Critics note the director’s debt to Terrence Malick, and Train Dreams shares a contemplative, unhurried cadence reminiscent of Malick’s Days of Heaven. The frame often glows with grassy, wind-swept beauty, and a narrator (Will Patton) whispers Grainier’s life in lyrical, folksy prose. Yet the film also echoes Frank Darabont’s adaptation of Stephen King’s The Shawshank Redemption in tone and texture. Both works dwell in a similar era, though Shawshank begins in 1947 while Train Dreams follows Grainier through the early and mid-20th century. The parallel is strongest in the character arc of an out-of-time man who confronts a modern world he never fully learned to navigate.
When Brooks Hatlen steps back into a changed world in Shawshank, he discovers a new pace, a civilization that moved on without him. A parallel moment unfolds in Train Dreams when the elderly Grainier travels by train to Spokane in 1962. He encounters a television for the first time, watching John Glenn orbit Earth, and realizes he’s never seen a television, never spoken on a telephone, and barely recognizes the world’s tech-first vocabulary. A mirror reflects an aging man whose sense of time has collapsed around him. He’s built an internal barrier that keeps him apart from humanity and its miracles, not unlike the wall that confines Shawshank’s inmates—only Grainier has chosen exile from the world within his own mind.

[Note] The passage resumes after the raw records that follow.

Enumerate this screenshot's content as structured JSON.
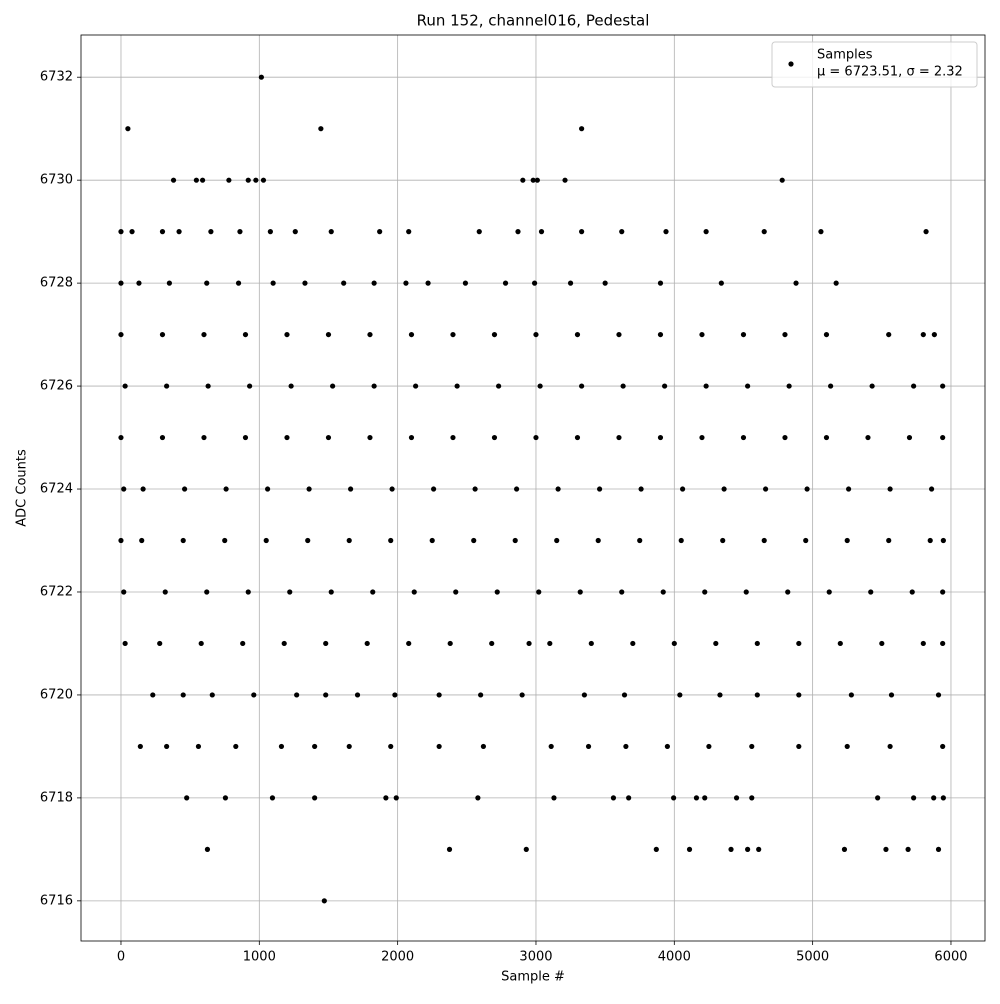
{
  "chart_data": {
    "type": "scatter",
    "title": "Run 152, channel016, Pedestal",
    "x_label": "Sample #",
    "y_label": "ADC Counts",
    "xlim": [
      -289,
      6246
    ],
    "ylim": [
      6715.22,
      6732.82
    ],
    "xticks": [
      0,
      1000,
      2000,
      3000,
      4000,
      5000,
      6000
    ],
    "yticks": [
      6716,
      6718,
      6720,
      6722,
      6724,
      6726,
      6728,
      6730,
      6732
    ],
    "grid": true,
    "legend": "upper right",
    "legend_note": "μ = 6723.51, σ = 2.32",
    "series": [
      {
        "name": "Samples",
        "color": "#000000",
        "x": [
          50,
          1015,
          1445,
          3330,
          1470,
          380,
          545,
          590,
          780,
          920,
          975,
          1030,
          2905,
          2980,
          3010,
          3210,
          4780,
          625,
          2375,
          2930,
          3870,
          4110,
          4410,
          4530,
          4610,
          5230,
          5530,
          5690,
          5910,
          475,
          755,
          1095,
          1400,
          1915,
          1990,
          2580,
          3130,
          3560,
          3670,
          3995,
          4160,
          4220,
          4450,
          4560,
          5470,
          5730,
          5875,
          5945,
          0,
          80,
          300,
          420,
          650,
          860,
          1080,
          1260,
          1520,
          1870,
          2080,
          2590,
          2870,
          3040,
          3330,
          3620,
          3940,
          4230,
          4650,
          5060,
          5820,
          0,
          130,
          350,
          620,
          850,
          1100,
          1330,
          1610,
          1830,
          2060,
          2220,
          2490,
          2780,
          2990,
          3250,
          3500,
          3900,
          4340,
          4880,
          5170,
          0,
          300,
          600,
          900,
          1200,
          1500,
          1800,
          2100,
          2400,
          2700,
          3000,
          3300,
          3600,
          3900,
          4200,
          4500,
          4800,
          5100,
          5550,
          5800,
          5880,
          30,
          330,
          630,
          930,
          1230,
          1530,
          1830,
          2130,
          2430,
          2730,
          3030,
          3330,
          3630,
          3930,
          4230,
          4530,
          4830,
          5130,
          5430,
          5730,
          5940,
          0,
          300,
          600,
          900,
          1200,
          1500,
          1800,
          2100,
          2400,
          2700,
          3000,
          3300,
          3600,
          3900,
          4200,
          4500,
          4800,
          5100,
          5400,
          5700,
          5940,
          20,
          160,
          460,
          760,
          1060,
          1360,
          1660,
          1960,
          2260,
          2560,
          2860,
          3160,
          3460,
          3760,
          4060,
          4360,
          4660,
          4960,
          5260,
          5560,
          5860,
          0,
          150,
          450,
          750,
          1050,
          1350,
          1650,
          1950,
          2250,
          2550,
          2850,
          3150,
          3450,
          3750,
          4050,
          4350,
          4650,
          4950,
          5250,
          5550,
          5850,
          5945,
          20,
          320,
          620,
          920,
          1220,
          1520,
          1820,
          2120,
          2420,
          2720,
          3020,
          3320,
          3620,
          3920,
          4220,
          4520,
          4820,
          5120,
          5420,
          5720,
          5940,
          30,
          280,
          580,
          880,
          1180,
          1480,
          1780,
          2080,
          2380,
          2680,
          2950,
          3100,
          3400,
          3700,
          4000,
          4300,
          4600,
          4900,
          5200,
          5500,
          5800,
          5940,
          230,
          450,
          660,
          960,
          1270,
          1480,
          1710,
          1980,
          2300,
          2600,
          2900,
          3350,
          3640,
          4040,
          4330,
          4600,
          4900,
          5280,
          5570,
          5910,
          140,
          330,
          560,
          830,
          1160,
          1400,
          1650,
          1950,
          2300,
          2620,
          3110,
          3380,
          3650,
          3950,
          4250,
          4560,
          4900,
          5250,
          5560,
          5940
        ],
        "values": [
          6731,
          6732,
          6731,
          6731,
          6716,
          6730,
          6730,
          6730,
          6730,
          6730,
          6730,
          6730,
          6730,
          6730,
          6730,
          6730,
          6730,
          6717,
          6717,
          6717,
          6717,
          6717,
          6717,
          6717,
          6717,
          6717,
          6717,
          6717,
          6717,
          6718,
          6718,
          6718,
          6718,
          6718,
          6718,
          6718,
          6718,
          6718,
          6718,
          6718,
          6718,
          6718,
          6718,
          6718,
          6718,
          6718,
          6718,
          6718,
          6729,
          6729,
          6729,
          6729,
          6729,
          6729,
          6729,
          6729,
          6729,
          6729,
          6729,
          6729,
          6729,
          6729,
          6729,
          6729,
          6729,
          6729,
          6729,
          6729,
          6729,
          6728,
          6728,
          6728,
          6728,
          6728,
          6728,
          6728,
          6728,
          6728,
          6728,
          6728,
          6728,
          6728,
          6728,
          6728,
          6728,
          6728,
          6728,
          6728,
          6728,
          6727,
          6727,
          6727,
          6727,
          6727,
          6727,
          6727,
          6727,
          6727,
          6727,
          6727,
          6727,
          6727,
          6727,
          6727,
          6727,
          6727,
          6727,
          6727,
          6727,
          6727,
          6726,
          6726,
          6726,
          6726,
          6726,
          6726,
          6726,
          6726,
          6726,
          6726,
          6726,
          6726,
          6726,
          6726,
          6726,
          6726,
          6726,
          6726,
          6726,
          6726,
          6726,
          6725,
          6725,
          6725,
          6725,
          6725,
          6725,
          6725,
          6725,
          6725,
          6725,
          6725,
          6725,
          6725,
          6725,
          6725,
          6725,
          6725,
          6725,
          6725,
          6725,
          6725,
          6724,
          6724,
          6724,
          6724,
          6724,
          6724,
          6724,
          6724,
          6724,
          6724,
          6724,
          6724,
          6724,
          6724,
          6724,
          6724,
          6724,
          6724,
          6724,
          6724,
          6724,
          6723,
          6723,
          6723,
          6723,
          6723,
          6723,
          6723,
          6723,
          6723,
          6723,
          6723,
          6723,
          6723,
          6723,
          6723,
          6723,
          6723,
          6723,
          6723,
          6723,
          6723,
          6723,
          6722,
          6722,
          6722,
          6722,
          6722,
          6722,
          6722,
          6722,
          6722,
          6722,
          6722,
          6722,
          6722,
          6722,
          6722,
          6722,
          6722,
          6722,
          6722,
          6722,
          6722,
          6721,
          6721,
          6721,
          6721,
          6721,
          6721,
          6721,
          6721,
          6721,
          6721,
          6721,
          6721,
          6721,
          6721,
          6721,
          6721,
          6721,
          6721,
          6721,
          6721,
          6721,
          6721,
          6720,
          6720,
          6720,
          6720,
          6720,
          6720,
          6720,
          6720,
          6720,
          6720,
          6720,
          6720,
          6720,
          6720,
          6720,
          6720,
          6720,
          6720,
          6720,
          6720,
          6719,
          6719,
          6719,
          6719,
          6719,
          6719,
          6719,
          6719,
          6719,
          6719,
          6719,
          6719,
          6719,
          6719,
          6719,
          6719,
          6719,
          6719,
          6719,
          6719
        ]
      }
    ]
  }
}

In an era of nonstop connectivity, glossy screens, and information overload, Grainier’s isolation can feel enviable and mysterious. Yet the film treats that isolation with tenderness rather than judgment, offering a gentler, more intimate cinematic experience. Train Dreams isn’t just slow cinema; it’s a deliberate meditation on time, memory, and the cost of staying true to a life that refuses to be hurried.
Release and reception: Train Dreams arrived on Netflix on December 1, following a limited theatrical run. It’s adapted from Denis Johnson’s novella of the same name. While streaming makes it accessible, the film’s immersive visual poetry and quiet contemplation deserve to be experienced on the big screen if possible, where the beauty and stillness can fully settle with the viewer.
Would you watch a film that asks you to slow down and listen to a life that moved at its own pace? Do you think a person can remain emotionally intact while watching the world transform around them, or does modern progress inevitably erode personal connection? Share your thoughts in the comments.